COOPERATIVA DE TRABALHO. CONCEITO DE ATO COOPERATIVO TÍPICO

COOPERATIVA DE TRABALHO. CONCEITO DE ATO COOPERATIVO TÍPICO. SERVIÇOS PRESTADOS A TERCEIROS. ATOS NÃO COOPERATIVOS. INCIDÊNCIA DA CONTRIBUIÇÃO AO PIS E DA COFINS SOBRE ATOS NEGOCIAIS. 1. Não se conhece de Recurso Especial em relação à ofensa ao art. 535 do CPC/1973 quando a parte não aponta, de forma clara, o vício em que teria incorrido o acórdão impugnado. Aplicação, por analogia, da Súmula 284/STF. 2. O STJ já consagrou o entendimento de que o fornecimento de serviços a terceiros não cooperados e o fornecimento de serviços a terceiros não associados não se configuram como atos cooperativos, devendo ser tributados. Assim, definido que se trata de atos não cooperativos, não há falar em isenção do PIS e da Cofins. 3. Recurso Especial parcialmente conhecido e, nessa extensão, não provido. RESp 1.703.872 – ES, DJ 19/12/2017.
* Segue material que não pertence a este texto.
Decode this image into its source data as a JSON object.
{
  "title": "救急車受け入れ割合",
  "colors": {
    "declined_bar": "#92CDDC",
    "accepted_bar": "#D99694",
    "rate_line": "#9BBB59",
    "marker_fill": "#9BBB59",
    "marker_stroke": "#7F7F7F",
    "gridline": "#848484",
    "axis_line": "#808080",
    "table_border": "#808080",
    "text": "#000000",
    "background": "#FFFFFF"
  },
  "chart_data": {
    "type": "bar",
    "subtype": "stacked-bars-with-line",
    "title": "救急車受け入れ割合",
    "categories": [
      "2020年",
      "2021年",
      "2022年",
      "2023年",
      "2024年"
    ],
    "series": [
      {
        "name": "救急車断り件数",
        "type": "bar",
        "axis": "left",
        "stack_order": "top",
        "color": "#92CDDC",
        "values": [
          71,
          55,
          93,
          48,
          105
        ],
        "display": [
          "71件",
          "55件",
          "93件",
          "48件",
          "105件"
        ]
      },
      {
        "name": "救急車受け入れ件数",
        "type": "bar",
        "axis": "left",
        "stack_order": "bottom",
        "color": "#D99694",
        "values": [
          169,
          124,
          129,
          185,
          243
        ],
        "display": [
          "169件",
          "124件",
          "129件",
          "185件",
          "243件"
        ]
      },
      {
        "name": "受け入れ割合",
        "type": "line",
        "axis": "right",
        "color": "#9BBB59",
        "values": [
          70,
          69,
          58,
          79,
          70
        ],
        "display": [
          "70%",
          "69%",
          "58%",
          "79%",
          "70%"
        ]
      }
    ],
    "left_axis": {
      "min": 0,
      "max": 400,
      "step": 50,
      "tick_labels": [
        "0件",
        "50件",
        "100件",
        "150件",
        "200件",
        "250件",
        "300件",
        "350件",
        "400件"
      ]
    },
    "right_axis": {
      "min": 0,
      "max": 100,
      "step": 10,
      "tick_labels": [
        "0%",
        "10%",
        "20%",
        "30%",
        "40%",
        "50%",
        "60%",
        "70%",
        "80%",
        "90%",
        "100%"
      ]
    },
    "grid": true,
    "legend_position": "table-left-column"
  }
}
DEPÓSITO JUDICIAL. CORREÇÃO MONETÁRIA. EXPURGOS INFLACIONÁRIOS

RECURSO ESPECIAL REPRESENTATIVO DA CONTROVÉRSIA. ART. 543-CPC. DEPÓSITO JUDICIAL. CORREÇÃO MONETÁRIA. EXPURGOS INFLACIONÁRIOS. INCLUSÃO. NECESSIDADE. DECRETO-LEI Nº 1.737/79. ATUALIZAÇÃO MONETÁRIA COM INCIDÊNCIA DE EXPURGOS INFLACIONÁRIOS. RECURSO PROVIDO. 1. Para fins do art. 543-C do Código de Processo Civil fixa-se a seguinte tese: “a correção monetária dos depósitos judiciais deve incluir os expurgos inflacionários”. 2. No caso concreto em análise, cuida-se de depósito judicial efetuado junto à Caixa Econômica Federal à luz do disposto no Decreto-Lei nº 1.737/79, que determinava a atualização monetária do depósito segundo os critérios fixados para os débitos tributários, circunstância que não impede a incidência dos expurgos inflacionários. 3. Recurso especial provido para restabelecer a sentença. RESp Nº 1.131.360 – RJ, DJ 30/06/2017.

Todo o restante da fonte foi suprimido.